The high-dispersion optical spectrographs that have thus far enabled the discovery of more than 400 extrasolar planets have a common susceptibility: the need for ultrastable, broadband, high-line-density, bright, and continuous wavelength calibration so that the small reflex velocities of the host stars can be precisely characterized over periods of weeks to years. One crucial technology for these investigations utilizes a mode-locked femtosecond pulsed laser - which produces a bright, regularly spaced set of emission features in frequency space - together with a Fabry-Perot filtering cavity to create the appropriate line-density, all locked to an atomic clock for long-term stability. These so-called "laser combs" have the potential for enabling radial velocity measurements to a precision <10 cm/s; thus the determination of the mass of Earth-like exoplanets should eventually be possible.
Dr. Ronald Walsworth of the Harvard-Smithsonian Center for Astrophysics and Dr. Franz Kaertner of the Massachusetts Institute of Technology are planning to construct such a laser comb for the orange-green spectrum, a region well-suited to the detection of solar-type stars and therefore of stars in which a planet with an orbital period of ~1 yr would exist in the "life-zone", where surface water would be in liquid form. The team of investigators has an excellent track record in this area, having developed laser combs for the optical red and blue spectral regions. The new comb will be tested at the 1.5-m Whipple Observatory telescope on Mt. Hopkins, Az, and, when proven reliable, applied to an ongoing project at the 1.5-m telescope at Cerro Tololo Interamerican Observatory that is searching for exo-Earths orbiting stars in the very nearby alpha/beta-Centaurus star system. The activity will involve both women as both scientists and students, and the resulting time-controlled laser technology should have application well beyond astronomy. Funding for this work is being provided by NSF's Division of Astronomical Sciences through its Advanced Technologies and Instrumentation program.
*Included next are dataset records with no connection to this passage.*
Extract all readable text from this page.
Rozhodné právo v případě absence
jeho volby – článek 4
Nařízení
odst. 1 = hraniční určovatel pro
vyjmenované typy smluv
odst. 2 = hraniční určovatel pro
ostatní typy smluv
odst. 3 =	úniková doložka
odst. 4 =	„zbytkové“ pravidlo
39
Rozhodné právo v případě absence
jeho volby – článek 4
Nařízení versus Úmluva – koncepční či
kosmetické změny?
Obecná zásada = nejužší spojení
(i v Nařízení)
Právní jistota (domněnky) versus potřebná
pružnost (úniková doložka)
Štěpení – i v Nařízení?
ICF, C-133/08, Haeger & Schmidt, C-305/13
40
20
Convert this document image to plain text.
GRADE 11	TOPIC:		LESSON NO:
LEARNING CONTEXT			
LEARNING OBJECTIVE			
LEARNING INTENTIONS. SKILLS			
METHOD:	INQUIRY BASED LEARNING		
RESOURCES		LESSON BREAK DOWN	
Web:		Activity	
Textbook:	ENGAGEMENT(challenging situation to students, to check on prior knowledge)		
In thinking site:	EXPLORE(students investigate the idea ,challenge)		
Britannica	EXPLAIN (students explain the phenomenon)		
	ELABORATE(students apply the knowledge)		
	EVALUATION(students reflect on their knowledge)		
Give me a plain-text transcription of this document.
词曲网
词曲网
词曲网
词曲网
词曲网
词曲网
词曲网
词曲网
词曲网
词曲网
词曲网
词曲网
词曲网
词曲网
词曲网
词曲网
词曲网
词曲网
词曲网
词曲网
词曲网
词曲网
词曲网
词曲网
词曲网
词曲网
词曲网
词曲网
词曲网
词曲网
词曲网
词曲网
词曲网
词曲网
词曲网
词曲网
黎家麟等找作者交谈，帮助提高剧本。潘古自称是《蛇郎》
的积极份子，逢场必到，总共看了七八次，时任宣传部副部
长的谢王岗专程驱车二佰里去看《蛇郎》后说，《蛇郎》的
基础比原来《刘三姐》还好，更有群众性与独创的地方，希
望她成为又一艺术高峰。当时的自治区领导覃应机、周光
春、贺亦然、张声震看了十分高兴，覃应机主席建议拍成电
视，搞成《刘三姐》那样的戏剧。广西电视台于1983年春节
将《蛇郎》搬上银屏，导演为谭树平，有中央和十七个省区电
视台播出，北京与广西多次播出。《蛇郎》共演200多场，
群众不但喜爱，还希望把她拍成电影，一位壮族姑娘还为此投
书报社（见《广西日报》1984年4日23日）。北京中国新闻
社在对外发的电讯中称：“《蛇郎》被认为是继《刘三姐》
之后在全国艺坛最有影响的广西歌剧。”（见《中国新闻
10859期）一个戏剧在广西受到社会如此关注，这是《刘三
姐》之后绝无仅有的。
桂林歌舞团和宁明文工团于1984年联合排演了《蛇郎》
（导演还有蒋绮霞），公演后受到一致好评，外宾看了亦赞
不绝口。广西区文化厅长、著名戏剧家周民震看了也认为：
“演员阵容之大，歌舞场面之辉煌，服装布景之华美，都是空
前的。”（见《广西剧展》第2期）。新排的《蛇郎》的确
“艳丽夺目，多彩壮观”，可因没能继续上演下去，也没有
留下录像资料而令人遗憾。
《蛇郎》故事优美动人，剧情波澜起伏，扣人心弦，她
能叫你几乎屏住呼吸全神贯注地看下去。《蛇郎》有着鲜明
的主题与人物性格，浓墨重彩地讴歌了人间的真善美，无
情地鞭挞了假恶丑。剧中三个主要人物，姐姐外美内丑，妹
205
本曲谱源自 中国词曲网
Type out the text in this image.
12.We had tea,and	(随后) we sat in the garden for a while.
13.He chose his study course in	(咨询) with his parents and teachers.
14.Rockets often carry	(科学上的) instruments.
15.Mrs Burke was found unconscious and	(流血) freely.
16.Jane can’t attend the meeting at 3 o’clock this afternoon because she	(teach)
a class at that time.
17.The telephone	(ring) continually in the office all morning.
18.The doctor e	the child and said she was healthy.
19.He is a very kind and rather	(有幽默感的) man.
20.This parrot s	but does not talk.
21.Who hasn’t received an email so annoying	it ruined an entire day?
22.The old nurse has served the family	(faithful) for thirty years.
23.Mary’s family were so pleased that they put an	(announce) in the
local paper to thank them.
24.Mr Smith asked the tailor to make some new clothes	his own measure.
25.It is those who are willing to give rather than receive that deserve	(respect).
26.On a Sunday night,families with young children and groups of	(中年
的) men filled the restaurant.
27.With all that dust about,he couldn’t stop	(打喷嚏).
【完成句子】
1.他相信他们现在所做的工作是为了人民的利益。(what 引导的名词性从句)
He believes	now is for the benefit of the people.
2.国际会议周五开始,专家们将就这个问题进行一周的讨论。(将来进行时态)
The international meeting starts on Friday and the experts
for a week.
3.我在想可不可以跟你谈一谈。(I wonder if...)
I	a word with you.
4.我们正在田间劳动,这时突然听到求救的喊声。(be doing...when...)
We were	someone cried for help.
(AST-1006507) Precision radial velocity (PRV) measurement — a successful method for identifying planets in other star systems (exoplanets) — exploits small, periodic Doppler shifts in the spectrum of a target star to infer the existence of orbiting planets and determine characteristics such as orbital period and a lower limit to the planet’s mass. Utilizing the RV method to find small, rocky exoplanets similar to the Earth in the habitable zone requires wavelength calibration precision and stability ~10 cm/s for the astrophysical spectrograph used to measure the stellar spectrum; measurements of time-variation of the fundamental constants or of the expansion of the universe requires ~1 cm/s sensitivity over decadal timescales. We are developing a next-generation wavelength calibrator ("astro-comb") consisting of tens of thousands of narrow, equally-spaced spectral-lines. When referenced to the Global Position System (GPS), astro-combs are able to provide long-term accuracy better than 10-12, corresponding to uncertainties in astronomical Doppler shifts well below 1 cm/s. With support from the NSF-AST program, we have demonstrated two astro-comb systems: An astro-comb operating in the range of 750-900 nm, and used it successfully for wavelength calibration of the TRES spectrograph at Mt. Hopkins, AZ. This red astro-comb is designed to have a line density matched to astronomical spectrographs with resolutions in the range of R=40,000-150,000. A visible-wavelength (400-700 nm) astro-comb, which is of particular importance because this wavelength region provides the largest photon flux with rich, high-quality spectral features most suitable for the PRV method. Specifically during the collaborative research supported by the grant AST-1006507, we have developed this broadband visible-wavelength astro-comb by up-shifting a Ti:Sapphire laser frequency comb using fiber-optic Cherenkov radiation. An astro-comb is then implemented by filtering the visible-wavelength frequency comb with two Fabry-Perot filtering cavities, creating >40 dB side-mode suppression. Currently we are deploying this astro-comb to the HARPS-N spectrograph at Canary Islands to search for Earth-like exoplanets.